Obese people know that they need to start doing exercise if they want to avoid having various health problems, such as heart disease or strokes. However, there might be a plan B as well, according to a new study.
A team of researchers from the University of Colorado, led by Caitlin Dow, PhD, proved that vitamin C has about the same effects as exercise on obese people’s heart health.
The experts engaged 35 adults in this study. Some of them had to exercise on a daily basis, while the others had to take vitamin C supplements (500 mg). Afterwards, they compared the effects of physical activity and vitamin C on endothelin-1, which is a protein that has a constricting effect on small blood vessels.
After assessing the results, the researchers came to the conclusion that vitamin C supplements taken daily reduced vessel constriction mediated by endothelin-1 at the same rate exercise did. Thus, it was concluded that Vitamin C has a very positive effect on preventing heart disease.
Whether the patient walked every day or did other types of moderate physical activity, or he or she took vitamin C, the entothelin-1 activity was lowered two times the initial amount.
The researchers measured the forearm blood flow and the responses to infusion of endothelin-1 both before and after either administering vitamin C supplementation or doing exercise.
This protein activity usually increases at night in overweight people, making vessels to constrict.

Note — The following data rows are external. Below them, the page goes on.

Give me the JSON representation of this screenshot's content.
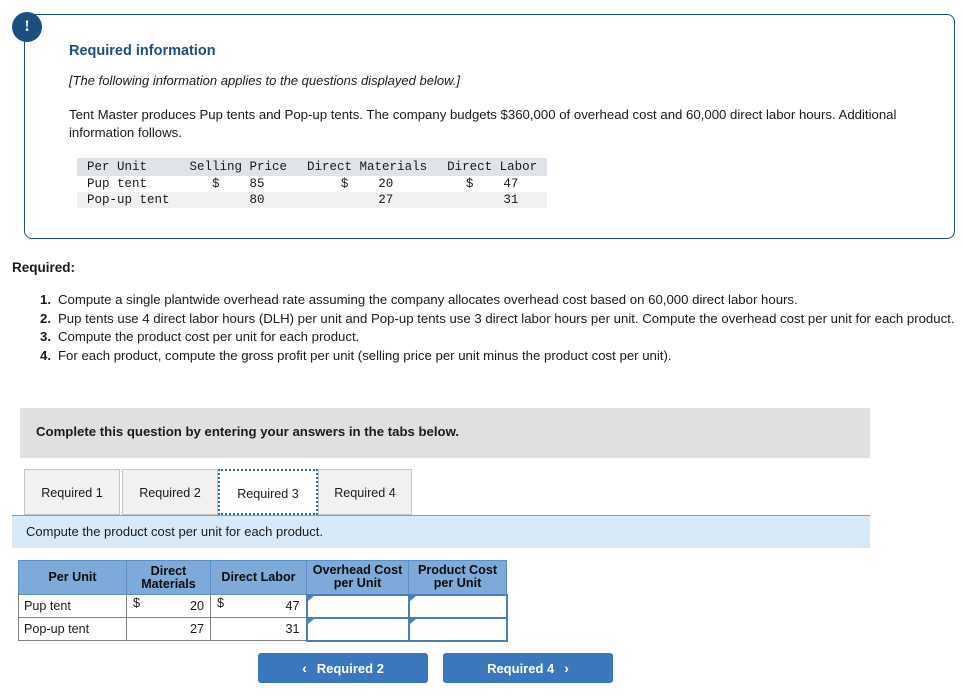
{
  "info_panel": {
    "badge_icon": "exclamation-icon",
    "badge_text": "!",
    "heading": "Required information",
    "italic_note": "[The following information applies to the questions displayed below.]",
    "paragraph": "Tent Master produces Pup tents and Pop-up tents. The company budgets $360,000 of overhead cost and 60,000 direct labor hours. Additional information follows.",
    "data_table": {
      "headers": [
        "Per Unit",
        "Selling Price",
        "Direct Materials",
        "Direct Labor"
      ],
      "rows": [
        {
          "label": "Pup tent",
          "selling_price_currency": "$",
          "selling_price": "85",
          "direct_materials_currency": "$",
          "direct_materials": "20",
          "direct_labor_currency": "$",
          "direct_labor": "47"
        },
        {
          "label": "Pop-up tent",
          "selling_price_currency": "",
          "selling_price": "80",
          "direct_materials_currency": "",
          "direct_materials": "27",
          "direct_labor_currency": "",
          "direct_labor": "31"
        }
      ]
    }
  },
  "required": {
    "label": "Required:",
    "items": [
      {
        "num": "1.",
        "text": "Compute a single plantwide overhead rate assuming the company allocates overhead cost based on 60,000 direct labor hours."
      },
      {
        "num": "2.",
        "text": "Pup tents use 4 direct labor hours (DLH) per unit and Pop-up tents use 3 direct labor hours per unit. Compute the overhead cost per unit for each product."
      },
      {
        "num": "3.",
        "text": "Compute the product cost per unit for each product."
      },
      {
        "num": "4.",
        "text": "For each product, compute the gross profit per unit (selling price per unit minus the product cost per unit)."
      }
    ]
  },
  "complete_bar": {
    "text": "Complete this question by entering your answers in the tabs below."
  },
  "tabs": {
    "items": [
      {
        "label": "Required 1",
        "active": false
      },
      {
        "label": "Required 2",
        "active": false
      },
      {
        "label": "Required 3",
        "active": true
      },
      {
        "label": "Required 4",
        "active": false
      }
    ]
  },
  "question_strip": {
    "text": "Compute the product cost per unit for each product."
  },
  "answer_table": {
    "headers": [
      "Per Unit",
      "Direct Materials",
      "Direct Labor",
      "Overhead Cost per Unit",
      "Product Cost per Unit"
    ],
    "header_lines": {
      "per_unit": "Per Unit",
      "direct_materials_l1": "Direct",
      "direct_materials_l2": "Materials",
      "direct_labor": "Direct Labor",
      "overhead_l1": "Overhead Cost",
      "overhead_l2": "per Unit",
      "product_l1": "Product Cost",
      "product_l2": "per Unit"
    },
    "rows": [
      {
        "label": "Pup tent",
        "dm_currency": "$",
        "dm_value": "20",
        "dl_currency": "$",
        "dl_value": "47",
        "overhead_value": "",
        "product_value": ""
      },
      {
        "label": "Pop-up tent",
        "dm_currency": "",
        "dm_value": "27",
        "dl_currency": "",
        "dl_value": "31",
        "overhead_value": "",
        "product_value": ""
      }
    ]
  },
  "nav": {
    "prev_label": "Required 2",
    "prev_chevron": "‹",
    "next_label": "Required 4",
    "next_chevron": "›"
  },
  "colors": {
    "panel_border": "#1f5087",
    "badge": "#1c4e80",
    "heading": "#1c4e80",
    "gray_bar": "#e0e0e0",
    "question_strip": "#d8eaf8",
    "table_header": "#7eaada",
    "input_border": "#4a7fba",
    "button": "#3b77bd",
    "mono_header": "#dfe3ec",
    "mono_alt_row": "#f1f1f1"
  }
}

When these vessels constrict too much, the blood flow is reduced, leading to a higher risk of suffering from a heart disease.
Physical activity can reduce these effects a lot, but it is a known fact that people who are overweight or obese do not find it easy, for various reasons, to do exercise.
Therefore, this study can prove to be extremely useful in the long run, even if it does not limit the importance of exercise for a healthy lifestyle. Vitamin C is already known to have a lot of positive effects, so eating food that contains loads of it shouldn’t do any harm.
The results of the study are to be presented at the American Physiological Society’s 14th International Conference on Endothelin, in Savannah, Georgia.